Однако зачем ей это было надо? Чего ей не хватало, ведь он ей ни в чем не отказывал? Может, снюхалась с кем?
Не скажешь, конечно, что отношения с этой блестящей женщиной были у него совсем уж безоблачными, в чем, в первую очередь, виноват он сам. И все же такого разворота событий они никак не предвещали…
Финк сидел за рулем своего «Лексуса» и наблюдал за окнами ее дома. Наблюдал… На деле он просто откладывал решительное объяснение с Сашей, для самого себя мотивируя свое бездействие тем, что следует дождаться темноты. Несмотря ни на что, он, Герман Финклер, боялся ее потерять, а это неизбежно произойдет после их предстоящей, так сказать, разборки.

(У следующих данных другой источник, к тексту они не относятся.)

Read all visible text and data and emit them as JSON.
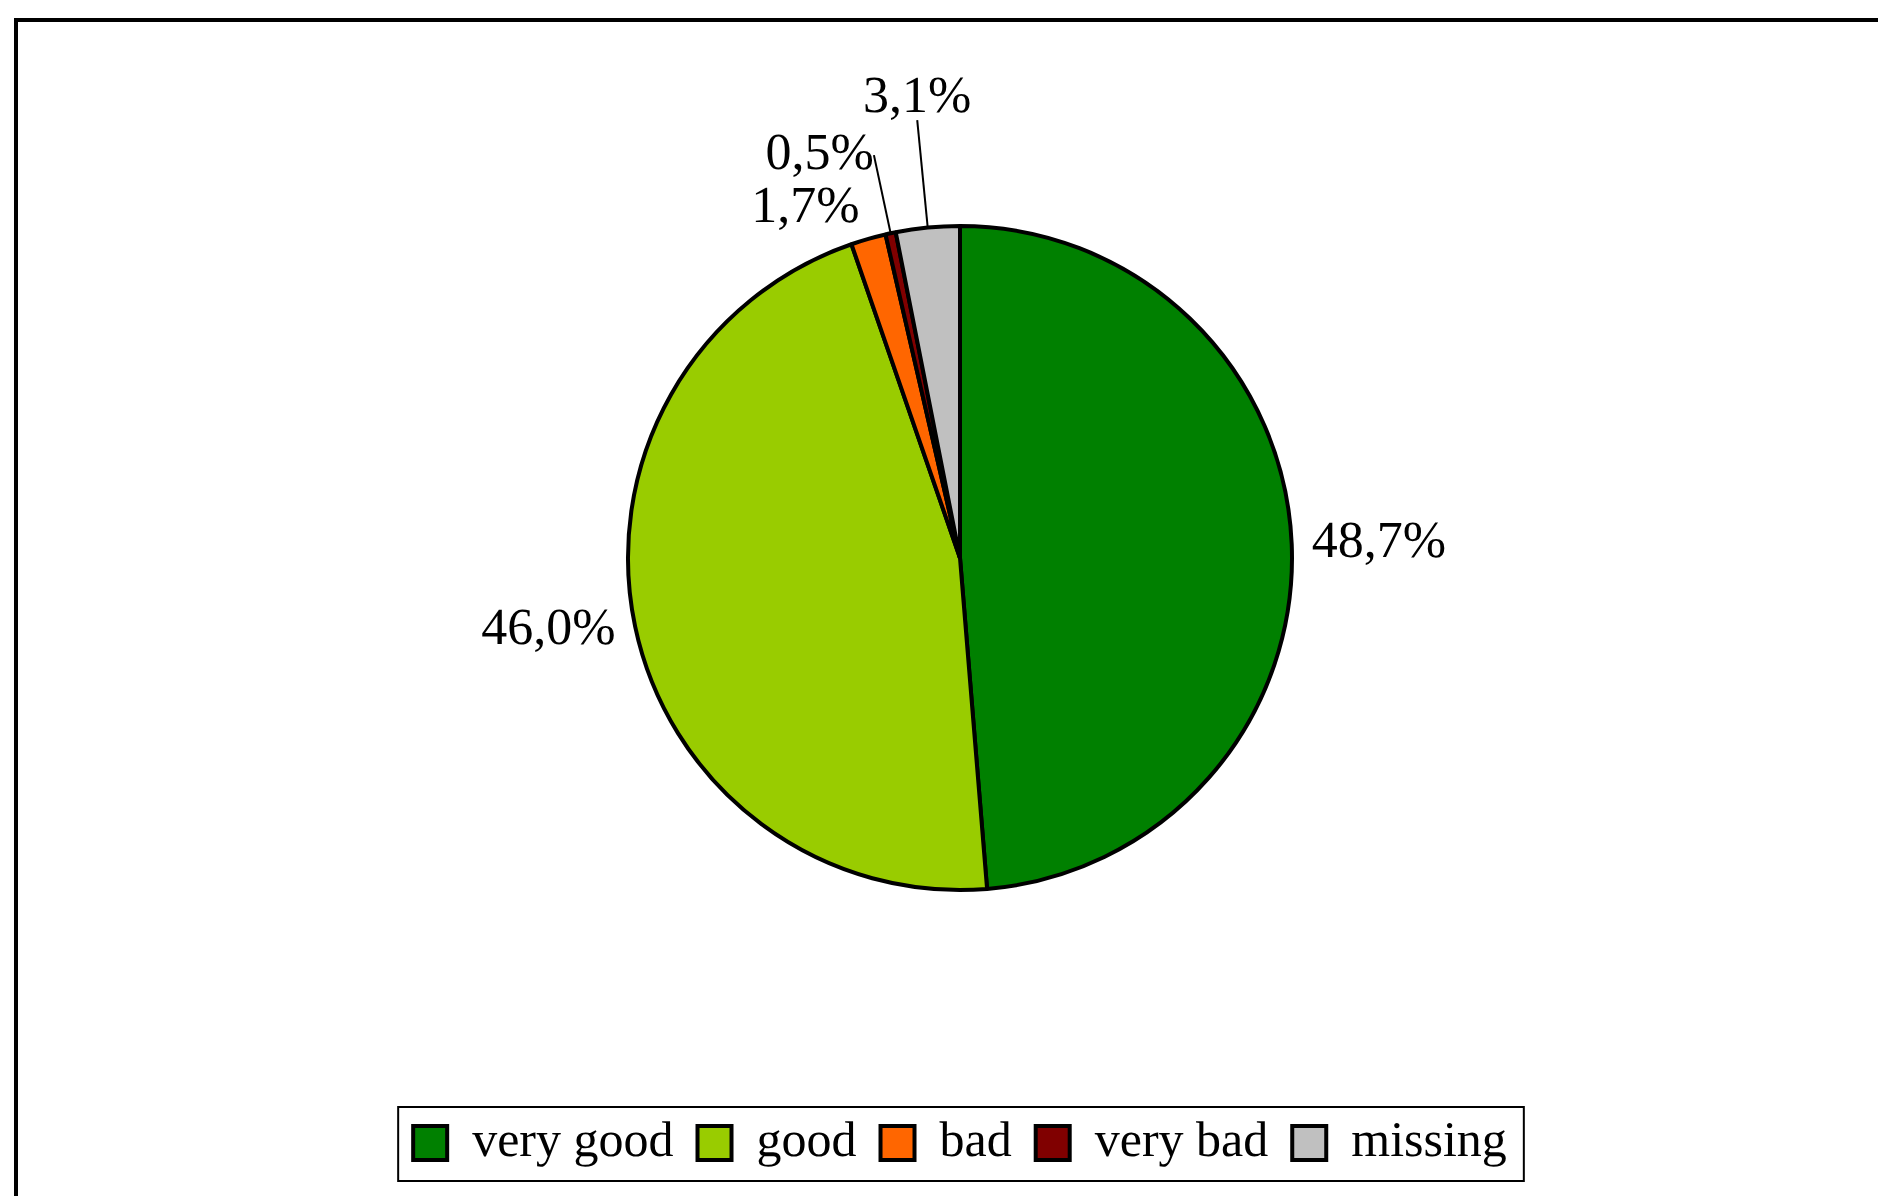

Познакомился Финклер с актрисой Александрой Ликиной в свои самые золотые денечки. Долгое время судьба была к нему не слишком-то благосклонна, хотя Гера с младых, как говорится, ногтей подавал родителям большие надежды. Его природный талант убеждения и перевоплощения, а также эффектная внешность предопределили поступление даровитого юноши в театральный институт. Хотя родители как раз были против: на заре российского капитализма они предпочитали видеть свое любимое чадо не на сцене, а в офисе солидного банка или крупной фирмы.